Preferably, the dosage of the catalyst iron salt is 0.01-1%;

preferably, the reaction temperature is between 25 and 60 ℃, and more preferably, the reaction temperature is between 30 and 50 ℃.

Preferably, the inert solvent is selected from the group consisting of N, N-dimethylamide, dimethylsulfoxide, tetrahydrofuran, or combinations thereof.

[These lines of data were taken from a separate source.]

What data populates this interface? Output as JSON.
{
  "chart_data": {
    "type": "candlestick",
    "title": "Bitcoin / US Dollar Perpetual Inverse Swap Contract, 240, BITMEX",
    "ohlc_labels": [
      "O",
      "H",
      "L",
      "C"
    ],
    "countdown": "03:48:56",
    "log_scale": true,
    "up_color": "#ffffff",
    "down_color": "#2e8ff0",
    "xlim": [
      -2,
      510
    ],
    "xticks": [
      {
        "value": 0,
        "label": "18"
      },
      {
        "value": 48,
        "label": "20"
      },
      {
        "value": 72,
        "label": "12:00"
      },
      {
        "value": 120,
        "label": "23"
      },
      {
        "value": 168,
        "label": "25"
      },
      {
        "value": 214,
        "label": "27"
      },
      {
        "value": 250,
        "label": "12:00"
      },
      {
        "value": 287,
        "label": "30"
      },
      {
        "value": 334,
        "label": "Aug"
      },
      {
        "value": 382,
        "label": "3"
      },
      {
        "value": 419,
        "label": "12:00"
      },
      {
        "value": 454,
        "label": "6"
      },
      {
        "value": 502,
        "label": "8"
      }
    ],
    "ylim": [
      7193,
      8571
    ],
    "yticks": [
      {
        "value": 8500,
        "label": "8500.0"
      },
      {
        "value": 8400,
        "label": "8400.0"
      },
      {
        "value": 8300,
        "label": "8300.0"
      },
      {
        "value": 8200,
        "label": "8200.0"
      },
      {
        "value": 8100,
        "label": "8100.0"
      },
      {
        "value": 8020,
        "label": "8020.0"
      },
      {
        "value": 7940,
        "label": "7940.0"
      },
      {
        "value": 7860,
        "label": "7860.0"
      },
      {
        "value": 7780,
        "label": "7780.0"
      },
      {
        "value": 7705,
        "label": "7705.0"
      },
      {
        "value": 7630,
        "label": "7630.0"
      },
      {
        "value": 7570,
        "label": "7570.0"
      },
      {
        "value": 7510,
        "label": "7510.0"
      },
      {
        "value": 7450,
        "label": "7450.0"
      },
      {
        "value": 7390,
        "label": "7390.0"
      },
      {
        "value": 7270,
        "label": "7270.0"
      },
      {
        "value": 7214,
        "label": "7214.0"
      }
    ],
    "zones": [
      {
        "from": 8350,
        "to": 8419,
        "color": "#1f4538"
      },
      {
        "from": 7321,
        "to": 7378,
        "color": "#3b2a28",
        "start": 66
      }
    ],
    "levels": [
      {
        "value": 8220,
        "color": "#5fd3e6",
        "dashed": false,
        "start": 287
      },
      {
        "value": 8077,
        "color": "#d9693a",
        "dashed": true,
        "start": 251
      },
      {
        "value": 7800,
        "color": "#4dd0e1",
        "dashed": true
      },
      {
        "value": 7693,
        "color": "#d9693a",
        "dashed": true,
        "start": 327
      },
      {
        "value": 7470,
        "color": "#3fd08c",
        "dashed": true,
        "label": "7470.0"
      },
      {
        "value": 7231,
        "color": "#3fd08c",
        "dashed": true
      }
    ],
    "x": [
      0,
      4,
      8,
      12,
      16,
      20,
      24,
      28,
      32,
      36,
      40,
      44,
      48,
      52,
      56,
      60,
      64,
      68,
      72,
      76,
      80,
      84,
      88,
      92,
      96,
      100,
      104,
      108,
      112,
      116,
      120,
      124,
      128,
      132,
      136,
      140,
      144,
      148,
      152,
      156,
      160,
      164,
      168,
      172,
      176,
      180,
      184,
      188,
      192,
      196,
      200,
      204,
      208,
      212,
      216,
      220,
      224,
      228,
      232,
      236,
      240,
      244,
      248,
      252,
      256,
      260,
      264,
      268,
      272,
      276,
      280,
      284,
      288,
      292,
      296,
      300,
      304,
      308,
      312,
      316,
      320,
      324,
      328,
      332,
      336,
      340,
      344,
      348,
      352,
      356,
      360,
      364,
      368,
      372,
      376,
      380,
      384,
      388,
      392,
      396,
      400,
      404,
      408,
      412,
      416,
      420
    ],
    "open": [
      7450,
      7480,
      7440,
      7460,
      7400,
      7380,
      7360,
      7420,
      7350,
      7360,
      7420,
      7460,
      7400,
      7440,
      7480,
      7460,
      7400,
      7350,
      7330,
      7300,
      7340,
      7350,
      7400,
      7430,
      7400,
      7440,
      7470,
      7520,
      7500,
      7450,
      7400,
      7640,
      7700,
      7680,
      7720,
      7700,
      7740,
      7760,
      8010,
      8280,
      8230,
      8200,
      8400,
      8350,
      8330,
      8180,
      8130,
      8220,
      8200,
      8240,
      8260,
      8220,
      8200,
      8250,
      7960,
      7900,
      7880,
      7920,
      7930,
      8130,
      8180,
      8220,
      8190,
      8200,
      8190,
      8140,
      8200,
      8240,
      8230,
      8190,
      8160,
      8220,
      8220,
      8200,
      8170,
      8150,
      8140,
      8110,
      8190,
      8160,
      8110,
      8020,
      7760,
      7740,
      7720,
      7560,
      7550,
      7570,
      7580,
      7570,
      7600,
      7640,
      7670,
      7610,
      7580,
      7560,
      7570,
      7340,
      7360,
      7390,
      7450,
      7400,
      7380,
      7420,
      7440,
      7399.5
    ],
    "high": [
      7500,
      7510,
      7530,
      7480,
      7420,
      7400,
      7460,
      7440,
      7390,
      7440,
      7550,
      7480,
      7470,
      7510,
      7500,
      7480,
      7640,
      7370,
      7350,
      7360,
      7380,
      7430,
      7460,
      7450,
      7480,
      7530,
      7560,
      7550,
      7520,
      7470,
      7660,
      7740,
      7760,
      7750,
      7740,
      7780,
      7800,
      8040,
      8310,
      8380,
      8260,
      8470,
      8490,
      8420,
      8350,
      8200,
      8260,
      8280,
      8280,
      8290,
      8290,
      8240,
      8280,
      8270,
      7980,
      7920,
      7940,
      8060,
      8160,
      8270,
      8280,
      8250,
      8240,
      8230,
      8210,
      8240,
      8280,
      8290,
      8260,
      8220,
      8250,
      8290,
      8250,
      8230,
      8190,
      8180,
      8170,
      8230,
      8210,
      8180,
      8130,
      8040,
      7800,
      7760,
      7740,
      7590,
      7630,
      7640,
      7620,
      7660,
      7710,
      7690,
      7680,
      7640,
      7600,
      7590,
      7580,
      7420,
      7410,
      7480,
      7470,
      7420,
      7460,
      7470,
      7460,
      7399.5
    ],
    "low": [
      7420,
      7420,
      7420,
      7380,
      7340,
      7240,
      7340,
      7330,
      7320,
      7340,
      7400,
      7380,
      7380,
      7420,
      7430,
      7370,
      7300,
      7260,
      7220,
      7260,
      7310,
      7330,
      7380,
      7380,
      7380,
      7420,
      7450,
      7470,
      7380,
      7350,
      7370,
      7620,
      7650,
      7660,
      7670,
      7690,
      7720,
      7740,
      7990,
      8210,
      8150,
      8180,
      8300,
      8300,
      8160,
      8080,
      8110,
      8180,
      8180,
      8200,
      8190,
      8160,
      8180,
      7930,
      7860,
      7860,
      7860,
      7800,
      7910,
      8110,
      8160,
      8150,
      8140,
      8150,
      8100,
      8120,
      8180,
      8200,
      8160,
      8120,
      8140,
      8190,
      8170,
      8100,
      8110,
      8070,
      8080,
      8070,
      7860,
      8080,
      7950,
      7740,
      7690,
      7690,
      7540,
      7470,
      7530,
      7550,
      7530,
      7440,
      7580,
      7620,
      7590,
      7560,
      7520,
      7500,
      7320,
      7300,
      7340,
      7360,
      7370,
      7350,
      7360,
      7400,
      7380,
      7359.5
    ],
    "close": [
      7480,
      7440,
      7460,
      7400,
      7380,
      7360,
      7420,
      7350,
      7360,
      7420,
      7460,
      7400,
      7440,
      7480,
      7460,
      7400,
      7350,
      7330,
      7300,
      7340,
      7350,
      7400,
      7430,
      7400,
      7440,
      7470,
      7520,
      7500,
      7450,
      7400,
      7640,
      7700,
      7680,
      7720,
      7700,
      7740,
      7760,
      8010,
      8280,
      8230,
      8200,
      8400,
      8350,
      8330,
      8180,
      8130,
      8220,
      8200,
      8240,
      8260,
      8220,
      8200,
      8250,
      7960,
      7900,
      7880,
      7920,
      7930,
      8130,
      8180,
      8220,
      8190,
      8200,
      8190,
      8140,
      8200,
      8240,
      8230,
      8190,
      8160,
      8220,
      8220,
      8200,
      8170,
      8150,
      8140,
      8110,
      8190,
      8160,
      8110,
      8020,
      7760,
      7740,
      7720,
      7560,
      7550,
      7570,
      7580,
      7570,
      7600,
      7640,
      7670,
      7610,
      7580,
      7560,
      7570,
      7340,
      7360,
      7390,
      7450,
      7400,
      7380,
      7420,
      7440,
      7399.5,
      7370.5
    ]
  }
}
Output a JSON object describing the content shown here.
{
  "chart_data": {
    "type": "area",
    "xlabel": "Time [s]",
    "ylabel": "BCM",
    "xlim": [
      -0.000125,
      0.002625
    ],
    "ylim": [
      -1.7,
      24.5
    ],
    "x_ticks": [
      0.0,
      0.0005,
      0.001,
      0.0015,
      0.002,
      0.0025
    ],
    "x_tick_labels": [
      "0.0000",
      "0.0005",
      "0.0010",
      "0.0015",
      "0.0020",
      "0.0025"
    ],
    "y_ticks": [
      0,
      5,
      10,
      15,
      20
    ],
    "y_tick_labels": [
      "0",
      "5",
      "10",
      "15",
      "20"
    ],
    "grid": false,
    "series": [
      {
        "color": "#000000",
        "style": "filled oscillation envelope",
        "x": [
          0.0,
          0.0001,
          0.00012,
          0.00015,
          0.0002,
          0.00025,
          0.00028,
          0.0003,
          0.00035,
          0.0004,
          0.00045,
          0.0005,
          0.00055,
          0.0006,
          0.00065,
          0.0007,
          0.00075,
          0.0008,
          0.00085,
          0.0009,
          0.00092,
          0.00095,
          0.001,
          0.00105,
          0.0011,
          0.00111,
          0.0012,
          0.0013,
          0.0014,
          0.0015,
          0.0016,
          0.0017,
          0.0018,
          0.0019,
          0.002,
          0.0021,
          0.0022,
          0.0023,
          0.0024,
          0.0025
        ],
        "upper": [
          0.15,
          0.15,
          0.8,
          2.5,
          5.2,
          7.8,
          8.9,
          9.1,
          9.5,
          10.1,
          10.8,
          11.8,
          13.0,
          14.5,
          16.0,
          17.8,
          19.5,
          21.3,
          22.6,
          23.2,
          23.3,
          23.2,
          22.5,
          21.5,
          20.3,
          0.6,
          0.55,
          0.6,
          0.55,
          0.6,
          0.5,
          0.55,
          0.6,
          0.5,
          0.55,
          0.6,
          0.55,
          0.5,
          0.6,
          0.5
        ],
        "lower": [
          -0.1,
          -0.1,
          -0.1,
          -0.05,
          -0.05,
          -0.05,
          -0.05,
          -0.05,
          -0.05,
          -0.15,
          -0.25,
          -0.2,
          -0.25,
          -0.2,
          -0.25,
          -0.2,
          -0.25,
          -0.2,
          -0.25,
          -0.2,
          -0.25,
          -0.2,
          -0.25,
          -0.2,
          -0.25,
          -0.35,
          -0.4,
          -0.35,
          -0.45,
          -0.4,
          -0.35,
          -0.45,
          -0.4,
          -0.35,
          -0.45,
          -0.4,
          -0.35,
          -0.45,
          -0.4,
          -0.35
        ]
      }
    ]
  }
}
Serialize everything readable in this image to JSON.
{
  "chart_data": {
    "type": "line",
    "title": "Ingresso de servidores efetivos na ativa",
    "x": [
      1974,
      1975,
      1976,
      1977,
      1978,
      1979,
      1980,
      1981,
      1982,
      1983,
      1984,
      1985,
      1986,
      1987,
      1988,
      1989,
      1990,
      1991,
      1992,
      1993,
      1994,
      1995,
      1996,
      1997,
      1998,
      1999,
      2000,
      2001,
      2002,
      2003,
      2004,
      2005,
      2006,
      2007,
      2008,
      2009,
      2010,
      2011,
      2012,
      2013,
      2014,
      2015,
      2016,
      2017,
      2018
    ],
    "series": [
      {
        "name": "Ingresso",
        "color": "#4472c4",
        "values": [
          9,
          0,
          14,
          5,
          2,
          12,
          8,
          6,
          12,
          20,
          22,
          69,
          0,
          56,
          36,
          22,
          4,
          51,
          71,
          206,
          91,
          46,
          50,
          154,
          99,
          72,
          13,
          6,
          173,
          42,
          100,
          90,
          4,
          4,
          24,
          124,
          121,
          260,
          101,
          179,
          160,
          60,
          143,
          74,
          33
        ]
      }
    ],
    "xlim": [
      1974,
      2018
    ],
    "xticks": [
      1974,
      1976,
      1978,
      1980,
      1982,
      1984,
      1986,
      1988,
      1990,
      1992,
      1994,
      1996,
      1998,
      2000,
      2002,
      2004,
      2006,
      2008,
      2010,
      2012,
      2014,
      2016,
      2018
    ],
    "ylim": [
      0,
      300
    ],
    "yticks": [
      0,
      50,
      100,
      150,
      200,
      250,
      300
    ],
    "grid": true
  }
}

The working principle of the invention is as follows: through long-term intensive and systematic research, the inventor of the invention discovers a brand-new synthesis method of polyatomic heterocyclic spirooxindole, and the compound shown in the formula 1 and the compound shown in the formula 2 are reacted in an inert solvent under the catalysis of trace iron salt, so that polyatomic heterocyclic spirooxindole compounds with various structures are obtained. The method has the advantages of simple and easily-obtained raw materials, green and environment-friendly catalyst, wide substrate application range, simple and convenient operation, high reaction efficiency, green and less pollution and the like, and water is the only byproduct. On this basis, the inventors have completed the present invention. The prepared polyatomic heterocyclic spiro oxindole compound has very important application prospect in the biomedical fields of malaria resistance, antibiosis and the like.

Detailed Description

The invention will be further elucidated with reference to specific embodiments. It should be understood that these examples are only for illustrating the present invention and are not to be construed as limiting the scope of the present invention. In the following examples, the experimental methods in which specific conditions are indicated generally follow conventional conditions or conditions recommended by the manufacturer, and unless the reaction temperature is indicated, the reaction is carried out at room temperature. Unless otherwise indicated, percentages and parts amine weight are calculated.

The following examples were all purified by a method of post-treatment which is conventional in the art.